Il montre enfin que les atteintes aux biens n’ont guère évoluées, simplement changé d’objet.
Ainsi de suite…
Mucchielli explique cette permanence de la crainte de la violence, appuyée à tort par les statistiques officielles, par l’effet de cinq phénomènes concomitants :
- un processus sociétal de pacification des mœurs, mis en évidence depuis Norbert Elias et par nombre d’autres auteurs depuis, qui rend insupportable les relations non pacifiques.
- un processus politico-juridique de disciplinarisation par la criminalisation, augmentant le nombre des renvois au parquet et diminuant le nombre des classements sans suite, du fait d'un recours de plsu en plus intensif à une réponse judiciaire, fut-elle le simple « rappel à la loi »
- un processus de judiciarisation des conflits de la vie sociale ordinaire, transformant en délits des troubles de voisinage banaux.
- un processus socio-économique de compétition pour les biens de consommation, amenant des solutions à la Merton, lorsque celui-ci qualifiait les délinquants « d’innovateurs », suffisamment intégrés pour valider ce que le société impose comme objectifs valorisés, et cependant trop loin de toute possibilité de les atteindre de manière licite pour ne pas engendrer des comportements déviants.

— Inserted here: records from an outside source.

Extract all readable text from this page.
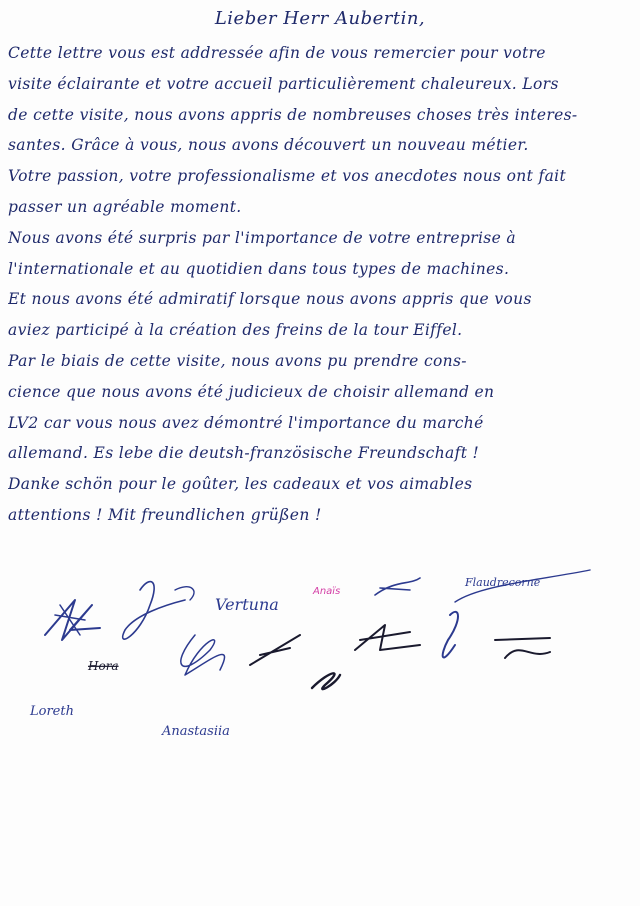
Lieber Herr Aubertin,
Cette lettre vous est addressée afin de vous remercier pour votre
visite éclairante et votre accueil particulièrement chaleureux. Lors
de cette visite, nous avons appris de nombreuses choses très interes-
santes. Grâce à vous, nous avons découvert un nouveau métier.
Votre passion, votre professionalisme et vos anecdotes nous ont fait
passer un agréable moment.
Nous avons été surpris par l'importance de votre entreprise à
l'internationale et au quotidien dans tous types de machines.
Et nous avons été admiratif lorsque nous avons appris que vous
aviez participé à la création des freins de la tour Eiffel.
Par le biais de cette visite, nous avons pu prendre cons-
cience que nous avons été judicieux de choisir allemand en
LV2 car vous nous avez démontré l'importance du marché
allemand. Es lebe die deutsh-französische Freundschaft !
Danke schön pour le goûter, les cadeaux et vos aimables
attentions ! Mit freundlichen grüßen !
Anaïs
Flaudrecorne
Loreth
Anastasiia
Vertuna
Hora
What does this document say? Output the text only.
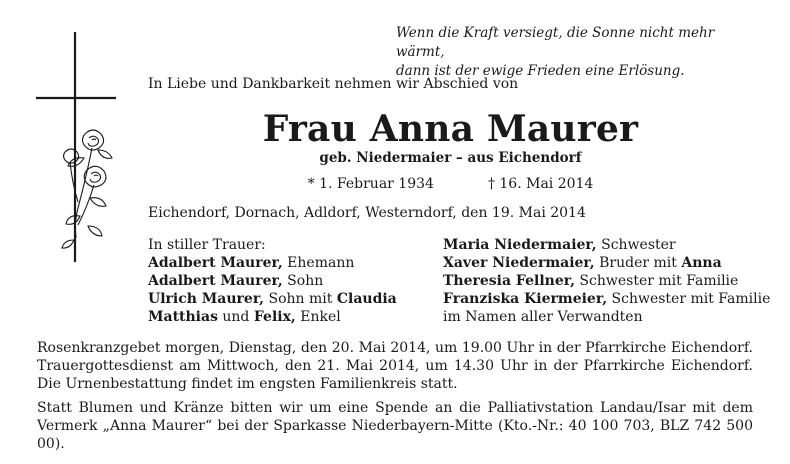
Wenn die Kraft versiegt, die Sonne nicht mehr wärmt,
dann ist der ewige Frieden eine Erlösung.
In Liebe und Dankbarkeit nehmen wir Abschied von
Frau Anna Maurer
geb. Niedermaier – aus Eichendorf
* 1. Februar 1934	† 16. Mai 2014
Eichendorf, Dornach, Adldorf, Westerndorf, den 19. Mai 2014
In stiller Trauer:
Adalbert Maurer, Ehemann
Adalbert Maurer, Sohn
Ulrich Maurer, Sohn mit Claudia
Matthias und Felix, Enkel
Maria Niedermaier, Schwester
Xaver Niedermaier, Bruder mit Anna
Theresia Fellner, Schwester mit Familie
Franziska Kiermeier, Schwester mit Familie
im Namen aller Verwandten
Rosenkranzgebet morgen, Dienstag, den 20. Mai 2014, um 19.00 Uhr in der Pfarrkirche Eichendorf.
Trauergottesdienst am Mittwoch, den 21. Mai 2014, um 14.30 Uhr in der Pfarrkirche Eichendorf.
Die Urnenbestattung findet im engsten Familienkreis statt.
Statt Blumen und Kränze bitten wir um eine Spende an die Palliativstation Landau/Isar mit dem
Vermerk „Anna Maurer“ bei der Sparkasse Niederbayern-Mitte (Kto.-Nr.: 40 100 703, BLZ 742 500 00).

- un processus de ghettoïsation, amenant des phénomènes de délinquance organisée dans les lieux de relégation (dans le cadre d’une économie parallèle qui enrichit quelques-uns mais permet à d’autres de vivre) et des violences contre les institutions qui viennent encore gonfler les statistiques.
L’invention de la violence est un excellent ouvrage de vulgarisation. Il doit permettre au grand public de prendre la mesure de la réalité de la violence, au delà des fantasmes. Je lui adresserai seulement trois critiques. La première, qui ne concerne que peu de monde, est la faible apport de ce livre pour un lecteur qui connaît les travaux de Mucchielli et qui a lu d'autres de ses ouvrages. La seconde porte sur le passage un peu rapide par pertes et profits des zones où une violence intense s’exprime au détriment de chiffres nationaux. Parler de la France dans son entièreté est le propos de Mucchielli, c’est son choix et il l’explique d’ailleurs, mais il risque d’être mal ressenti par les habitants de certains quartiers qui expérimentent une violence plus intense que les moyennes citées par l’auteur, décrédibilisant de fait sa parole auprès de ces populations. Enfin, l’anticulturalisme presque primaire de l’auteur me gène beaucoup. Que tout ne soit pas culturel, c’est une évidence, qu’il y ait beaucoup d’explications sociales, aussi, mais nier tout apport de la culture aux attitudes et aux comportements paraît être plus une volonté programmatique qu’un discours scientifique. Sur ce point je pense avec
Lagrange, que Mucchielli écarte d’un revers de main page 103 que la culture, notamment familiale, est l’un des facteurs explicatifs des comportements, y compris délinquants.
L'invention de la violence, Laurent Mucchielli
Commentaires
Merci pour cette chronique salutaire.